Among black patients taking telaprevir with standard treatment, 62 percent achieved a sustained viral response (SVR), compared with just 25 percent for those taking pegylated interferon and ribavirin alone. As previously reported, the SVR rate was 75 percent for all patients receiving telaprevir in combination with pegylated interferon and ribavirin, compared with 44 percent for those on standard treatment alone. The new data are important because of higher hepatitis C prevalence and lower SVR rates among African Americans.
"If you look at that treatment difference and then you look at the difference in the overall population, in fact the benefit relatively speaking is even greater," said Robert Kauffmann, Vertex's chief medical officer. "African Americans bear a large proportion of the burden of hepatitis C in the United States, compared with Caucasians and the overall population."

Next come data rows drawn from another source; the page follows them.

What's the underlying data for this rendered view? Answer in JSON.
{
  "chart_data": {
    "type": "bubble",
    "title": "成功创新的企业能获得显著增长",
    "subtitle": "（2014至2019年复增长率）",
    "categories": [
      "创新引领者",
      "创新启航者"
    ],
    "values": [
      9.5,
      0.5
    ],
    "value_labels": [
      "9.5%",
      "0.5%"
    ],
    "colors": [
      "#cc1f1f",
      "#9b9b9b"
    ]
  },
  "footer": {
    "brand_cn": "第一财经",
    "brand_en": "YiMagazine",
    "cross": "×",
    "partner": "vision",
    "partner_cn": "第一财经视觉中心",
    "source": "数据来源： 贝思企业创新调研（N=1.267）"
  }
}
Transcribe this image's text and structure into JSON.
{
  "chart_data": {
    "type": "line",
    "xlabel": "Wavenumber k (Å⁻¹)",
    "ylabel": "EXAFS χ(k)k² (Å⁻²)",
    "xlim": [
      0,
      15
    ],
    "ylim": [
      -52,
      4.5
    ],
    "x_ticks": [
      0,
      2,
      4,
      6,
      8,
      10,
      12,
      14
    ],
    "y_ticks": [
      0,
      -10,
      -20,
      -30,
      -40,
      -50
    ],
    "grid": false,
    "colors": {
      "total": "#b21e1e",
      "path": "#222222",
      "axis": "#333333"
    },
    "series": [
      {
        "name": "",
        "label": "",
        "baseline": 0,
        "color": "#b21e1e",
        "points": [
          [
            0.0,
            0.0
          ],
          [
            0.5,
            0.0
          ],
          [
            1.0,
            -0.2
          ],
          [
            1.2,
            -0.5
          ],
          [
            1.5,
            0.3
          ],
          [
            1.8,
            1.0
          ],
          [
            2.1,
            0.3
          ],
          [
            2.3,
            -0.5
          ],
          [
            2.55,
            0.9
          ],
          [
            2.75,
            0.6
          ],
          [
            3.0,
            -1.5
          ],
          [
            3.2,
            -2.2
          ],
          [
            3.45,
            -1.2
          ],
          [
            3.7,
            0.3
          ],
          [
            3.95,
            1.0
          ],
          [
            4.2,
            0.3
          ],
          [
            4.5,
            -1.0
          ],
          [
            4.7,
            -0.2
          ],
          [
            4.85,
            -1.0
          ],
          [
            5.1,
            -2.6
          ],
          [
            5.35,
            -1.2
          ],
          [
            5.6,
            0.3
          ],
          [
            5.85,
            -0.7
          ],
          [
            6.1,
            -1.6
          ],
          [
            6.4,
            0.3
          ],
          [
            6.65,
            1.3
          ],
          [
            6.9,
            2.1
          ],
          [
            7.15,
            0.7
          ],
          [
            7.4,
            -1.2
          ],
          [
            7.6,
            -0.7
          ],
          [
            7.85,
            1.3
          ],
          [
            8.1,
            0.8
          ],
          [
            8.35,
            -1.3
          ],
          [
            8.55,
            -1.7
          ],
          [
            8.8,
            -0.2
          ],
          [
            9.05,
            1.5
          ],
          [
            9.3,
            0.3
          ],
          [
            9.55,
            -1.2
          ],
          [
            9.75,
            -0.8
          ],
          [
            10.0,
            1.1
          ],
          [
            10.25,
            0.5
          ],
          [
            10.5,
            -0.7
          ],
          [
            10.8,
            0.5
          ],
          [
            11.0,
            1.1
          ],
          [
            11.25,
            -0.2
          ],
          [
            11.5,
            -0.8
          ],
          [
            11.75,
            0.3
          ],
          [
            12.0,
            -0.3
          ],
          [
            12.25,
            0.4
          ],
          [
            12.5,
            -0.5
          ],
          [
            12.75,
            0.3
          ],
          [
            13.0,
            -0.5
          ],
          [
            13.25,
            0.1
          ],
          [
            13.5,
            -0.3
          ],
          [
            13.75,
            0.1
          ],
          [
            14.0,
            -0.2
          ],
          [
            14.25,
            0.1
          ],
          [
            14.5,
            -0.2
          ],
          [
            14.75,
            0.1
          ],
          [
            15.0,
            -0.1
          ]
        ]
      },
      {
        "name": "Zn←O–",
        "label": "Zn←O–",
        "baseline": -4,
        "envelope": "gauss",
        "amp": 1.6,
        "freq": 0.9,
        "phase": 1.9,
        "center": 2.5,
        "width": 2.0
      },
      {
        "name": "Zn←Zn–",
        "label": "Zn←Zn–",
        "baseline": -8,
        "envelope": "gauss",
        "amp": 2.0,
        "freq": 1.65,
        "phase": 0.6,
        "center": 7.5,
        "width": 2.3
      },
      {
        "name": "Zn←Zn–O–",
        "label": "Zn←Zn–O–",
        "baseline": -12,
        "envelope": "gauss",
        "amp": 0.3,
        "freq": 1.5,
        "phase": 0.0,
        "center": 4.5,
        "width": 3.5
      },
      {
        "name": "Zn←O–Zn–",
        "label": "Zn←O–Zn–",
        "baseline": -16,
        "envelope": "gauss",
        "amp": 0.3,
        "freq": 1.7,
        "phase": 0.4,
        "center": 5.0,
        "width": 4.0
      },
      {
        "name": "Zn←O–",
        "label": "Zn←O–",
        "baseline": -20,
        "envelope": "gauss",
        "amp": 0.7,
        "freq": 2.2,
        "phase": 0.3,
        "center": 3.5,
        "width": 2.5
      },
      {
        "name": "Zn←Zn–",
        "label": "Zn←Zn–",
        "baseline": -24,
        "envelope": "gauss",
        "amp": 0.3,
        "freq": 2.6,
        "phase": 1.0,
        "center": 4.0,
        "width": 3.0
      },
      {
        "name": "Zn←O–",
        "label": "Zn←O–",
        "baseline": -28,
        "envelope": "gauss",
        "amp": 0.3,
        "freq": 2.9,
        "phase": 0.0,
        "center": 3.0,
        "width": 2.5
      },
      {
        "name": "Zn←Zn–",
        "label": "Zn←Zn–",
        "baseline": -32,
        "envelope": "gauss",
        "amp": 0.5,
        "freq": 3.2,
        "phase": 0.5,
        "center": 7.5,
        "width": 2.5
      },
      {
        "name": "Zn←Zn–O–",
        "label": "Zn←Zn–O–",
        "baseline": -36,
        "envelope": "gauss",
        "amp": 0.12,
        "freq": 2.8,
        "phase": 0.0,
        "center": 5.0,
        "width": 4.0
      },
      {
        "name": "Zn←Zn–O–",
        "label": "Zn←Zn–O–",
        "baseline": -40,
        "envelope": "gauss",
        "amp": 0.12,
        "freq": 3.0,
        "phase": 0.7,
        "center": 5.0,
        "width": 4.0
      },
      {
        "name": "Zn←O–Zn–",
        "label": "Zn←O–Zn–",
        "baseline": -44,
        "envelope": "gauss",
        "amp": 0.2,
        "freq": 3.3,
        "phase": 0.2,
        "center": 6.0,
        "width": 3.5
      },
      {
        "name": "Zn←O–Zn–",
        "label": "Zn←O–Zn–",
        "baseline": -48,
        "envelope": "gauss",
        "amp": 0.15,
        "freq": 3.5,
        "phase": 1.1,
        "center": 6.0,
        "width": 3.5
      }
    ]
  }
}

In a subgroup analysis, 62 percent of patients with advanced liver fibrosis or cirrhosis taking telaprevir achieved SVR, compared with 33 percent on standard therapy.
Another study showed 58 percent of telaprevir patients met criteria for a 24-week treatment. Criteria were undetectable viral levels in the blood at weeks four and 12. Another study showed no benefit from extending therapy to 48 weeks once these criteria were met.

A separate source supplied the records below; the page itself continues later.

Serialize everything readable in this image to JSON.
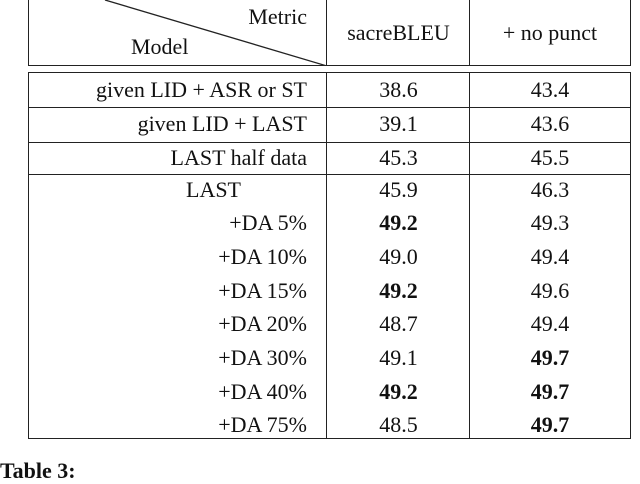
{
  "header": {
    "metric_label": "Metric",
    "model_label": "Model",
    "columns": [
      "sacreBLEU",
      "+ no punct"
    ]
  },
  "rows": [
    {
      "model": "given LID + ASR or ST",
      "sacrebleu": "38.6",
      "no_punct": "43.4",
      "bold": [
        false,
        false
      ]
    },
    {
      "model": "given LID + LAST",
      "sacrebleu": "39.1",
      "no_punct": "43.6",
      "bold": [
        false,
        false
      ]
    },
    {
      "model": "LAST half data",
      "sacrebleu": "45.3",
      "no_punct": "45.5",
      "bold": [
        false,
        false
      ]
    },
    {
      "model": "LAST",
      "sacrebleu": "45.9",
      "no_punct": "46.3",
      "bold": [
        false,
        false
      ]
    },
    {
      "model": "+DA   5%",
      "sacrebleu": "49.2",
      "no_punct": "49.3",
      "bold": [
        true,
        false
      ]
    },
    {
      "model": "+DA 10%",
      "sacrebleu": "49.0",
      "no_punct": "49.4",
      "bold": [
        false,
        false
      ]
    },
    {
      "model": "+DA 15%",
      "sacrebleu": "49.2",
      "no_punct": "49.6",
      "bold": [
        true,
        false
      ]
    },
    {
      "model": "+DA 20%",
      "sacrebleu": "48.7",
      "no_punct": "49.4",
      "bold": [
        false,
        false
      ]
    },
    {
      "model": "+DA 30%",
      "sacrebleu": "49.1",
      "no_punct": "49.7",
      "bold": [
        false,
        true
      ]
    },
    {
      "model": "+DA 40%",
      "sacrebleu": "49.2",
      "no_punct": "49.7",
      "bold": [
        true,
        true
      ]
    },
    {
      "model": "+DA 75%",
      "sacrebleu": "48.5",
      "no_punct": "49.7",
      "bold": [
        false,
        true
      ]
    }
  ],
  "caption": {
    "label": "Table 3:"
  }
}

Telaprevir and a similar treatment candidate being developed by Merck & Co. are generating excitement due to their comparatively better SVR rates in a shorter time than standard therapy alone. It is believed that thousands of people with hepatitis C are awaiting approval of these drugs before they initiate treatment.
Vertex plans to complete its application for telaprevir for Food and Drug Administration review this year. Many expect FDA approval to be granted in 2011.